Sebagai langkah konkret, Kemnaker menjalin kerja sama dengan Universitas Padjadjaran (Unpad) Bandung dalam bidang pengembangan SDM. Menurut Sekjen Kuntadi, kolaborasi ini merupakan langkah strategis untuk memperkuat keterhubungan dunia pendidikan dan kebutuhan industri di tengah perubahan pasar kerja yang dipengaruhi perkembangan teknologi dan transformasi digital. “Sinergi lintas sektor penting agar lulusan perguruan tinggi memiliki kompetensi yang sesuai dengan kebutuhan dunia usaha dan industri,” tambahnya.
Dalam kerja sama tersebut, Kemnaker dan Unpad mengembangkan berbagai program mulai dari peningkatan kompetensi tenaga kerja, pengembangan kewirausahaan, penguatan kajian ketenagakerjaan, hingga penyusunan pendidikan dan pelatihan yang selaras dengan kebutuhan industri. Selain itu, kolaborasi ini juga diarahkan untuk mendorong terciptanya link and match kurikulum pendidikan tinggi dan kebutuhan pasar kerja sehingga kesenjangan kompetensi lulusan dapat dikurangi secara bertahap. “Kerja sama ini diharapkan mampu mengintegrasikan pendidikan, pelatihan, dan dunia kerja sehingga lulusan memiliki kompetensi yang relevan serta daya saing yang lebih kuat,” tutur Sekjen Kuntadi.
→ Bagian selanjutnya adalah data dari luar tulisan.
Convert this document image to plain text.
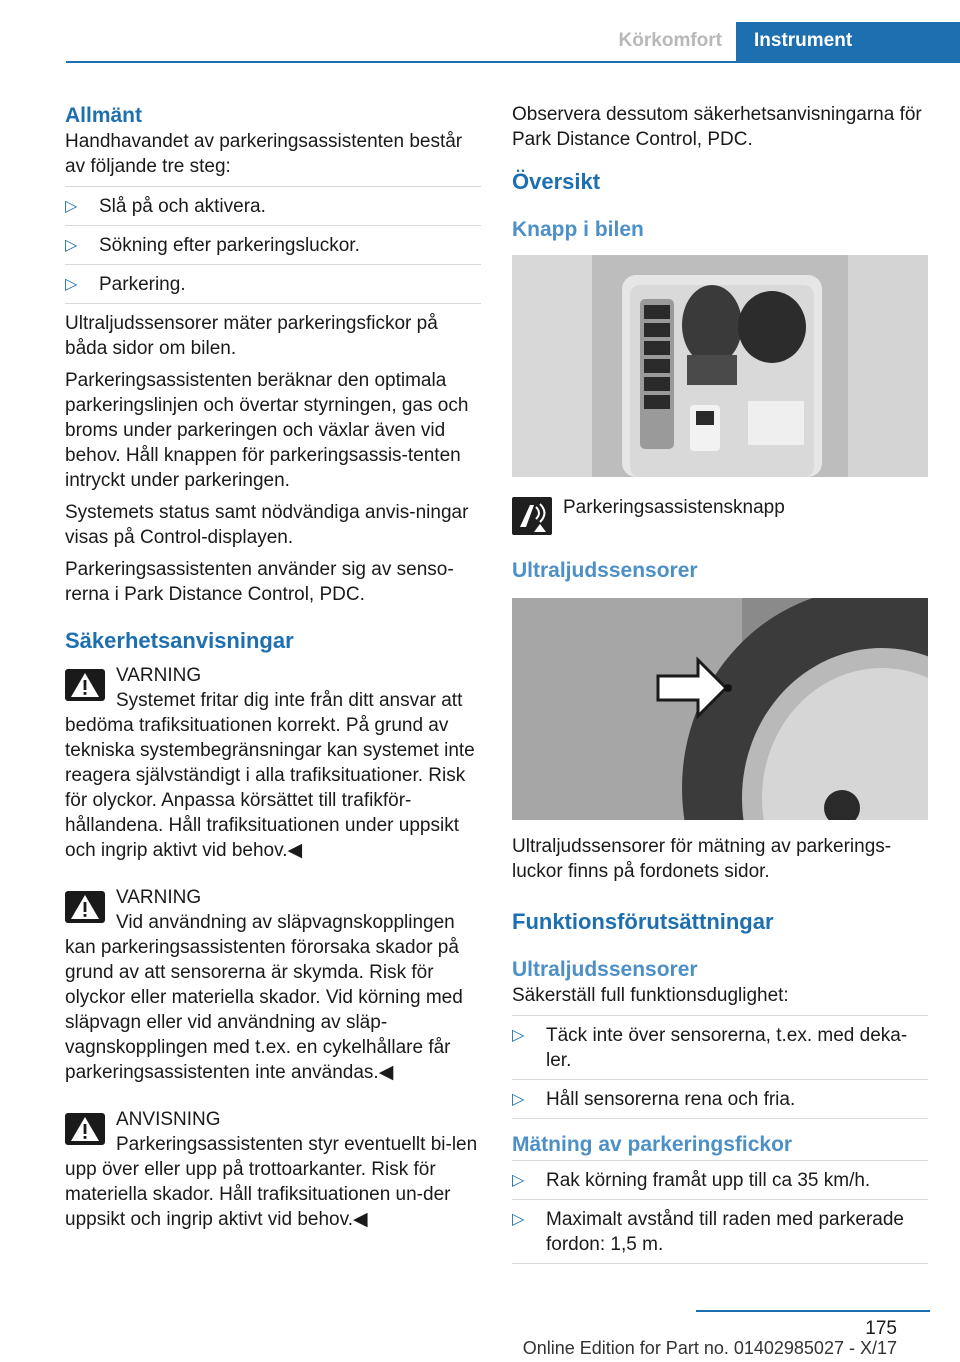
Körkomfort	Instrument
Allmänt

Handhavandet av parkeringsassistenten består av följande tre steg:

▷ Slå på och aktivera.
▷ Sökning efter parkeringsluckor.
▷ Parkering.

Ultraljudssensorer mäter parkeringsfickor på båda sidor om bilen.

Parkeringsassistenten beräknar den optimala parkeringslinjen och övertar styrningen, gas och broms under parkeringen och växlar även vid behov. Håll knappen för parkeringsassis-tenten intryckt under parkeringen.

Systemets status samt nödvändiga anvis-ningar visas på Control-displayen.

Parkeringsassistenten använder sig av senso-rerna i Park Distance Control, PDC.

Säkerhetsanvisningar
VARNING
Systemet fritar dig inte från ditt ansvar att bedöma trafiksituationen korrekt. På grund av tekniska systembegränsningar kan systemet inte reagera självständigt i alla trafiksituationer. Risk för olyckor. Anpassa körsättet till trafikför-hållandena. Håll trafiksituationen under uppsikt och ingrip aktivt vid behov.◀
VARNING
Vid användning av släpvagnskopplingen kan parkeringsassistenten förorsaka skador på grund av att sensorerna är skymda. Risk för olyckor eller materiella skador. Vid körning med släpvagn eller vid användning av släp-vagnskopplingen med t.ex. en cykelhållare får parkeringsassistenten inte användas.◀
ANVISNING
Parkeringsassistenten styr eventuellt bi-len upp över eller upp på trottoarkanter. Risk för materiella skador. Håll trafiksituationen un-der uppsikt och ingrip aktivt vid behov.◀

Observera dessutom säkerhetsanvisningarna för Park Distance Control, PDC.

Översikt
Knapp i bilen
Parkeringsassistensknapp
Ultraljudssensorer

Ultraljudssensorer för mätning av parkerings-luckor finns på fordonets sidor.

Funktionsförutsättningar
Ultraljudssensorer

Säkerställ full funktionsduglighet:

▷ Täck inte över sensorerna, t.ex. med deka-ler.
▷ Håll sensorerna rena och fria.
Mätning av parkeringsfickor
▷ Rak körning framåt upp till ca 35 km/h.
▷ Maximalt avstånd till raden med parkerade fordon: 1,5 m.
175
Online Edition for Part no. 01402985027 - X/17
Lebih lanjut, sinergi Kemnaker dan Unpad juga mencakup penguatan pelatihan vokasi dengan mengintegrasikan program pelatihan Kemnaker bersama kapasitas akademik, pusat kajian, serta riset dan inovasi yang dimiliki Unpad. Sekjen Kuntadi juga menegaskan komitmen Kemnaker dalam memperluas akses peningkatan kompetensi tenaga kerja melalui transformasi layanan ketenagakerjaan berbasis digital SIAPKerja serta penguatan balai pelatihan vokasi yang responsif terhadap perkembangan industri.
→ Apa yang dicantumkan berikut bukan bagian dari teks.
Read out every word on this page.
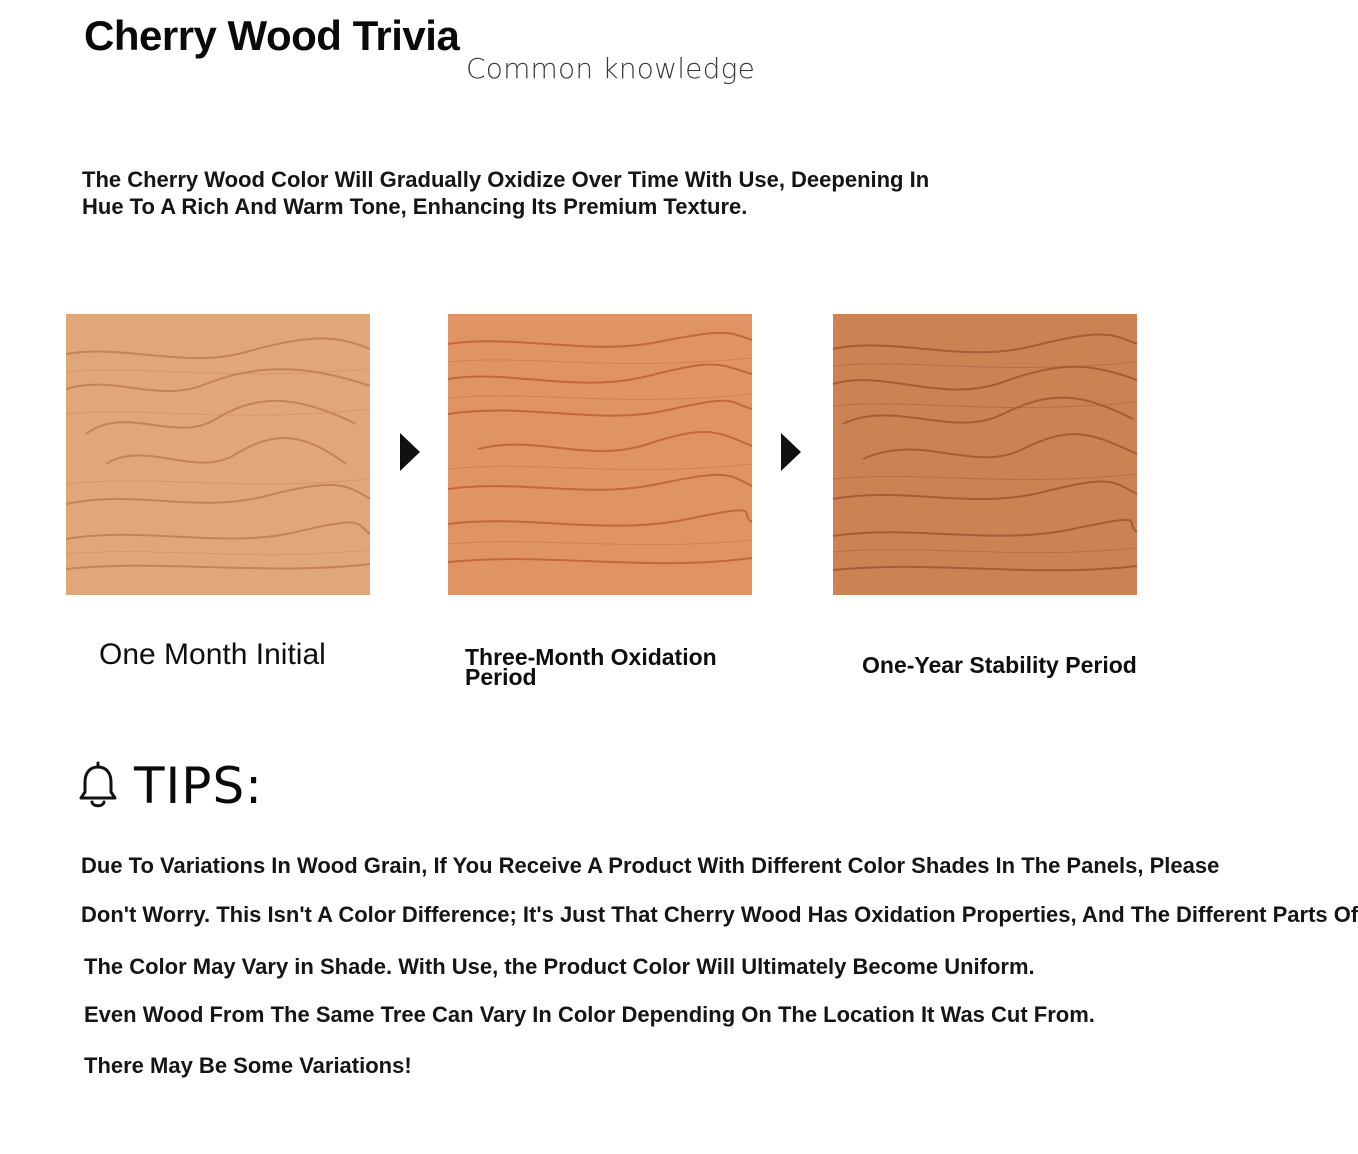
Cherry Wood Trivia
Common knowledge
The Cherry Wood Color Will Gradually Oxidize Over Time With Use, Deepening In Hue To A Rich And Warm Tone, Enhancing Its Premium Texture.
One Month Initial	Three-Month Oxidation Period	One-Year Stability Period
TIPS:
Due To Variations In Wood Grain, If You Receive A Product With Different Color Shades In The Panels, Please
Don't Worry. This Isn't A Color Difference; It's Just That Cherry Wood Has Oxidation Properties, And The Different Parts Of
The Color May Vary in Shade. With Use, the Product Color Will Ultimately Become Uniform.
Even Wood From The Same Tree Can Vary In Color Depending On The Location It Was Cut From.
There May Be Some Variations!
Menurut Sekjen Kuntadi, upaya tersebut diharapkan dapat membuka akses yang lebih luas bagi generasi muda untuk memperoleh pelatihan, sertifikasi kompetensi, serta peluang kerja yang sesuai dengan kebutuhan pasar tenaga kerja saat ini. “Kami ingin memastikan generasi muda dan lulusan perguruan tinggi memiliki akses terhadap pelatihan yang relevan, sertifikasi kompetensi, dan peluang kerja yang lebih luas,” jelasnya.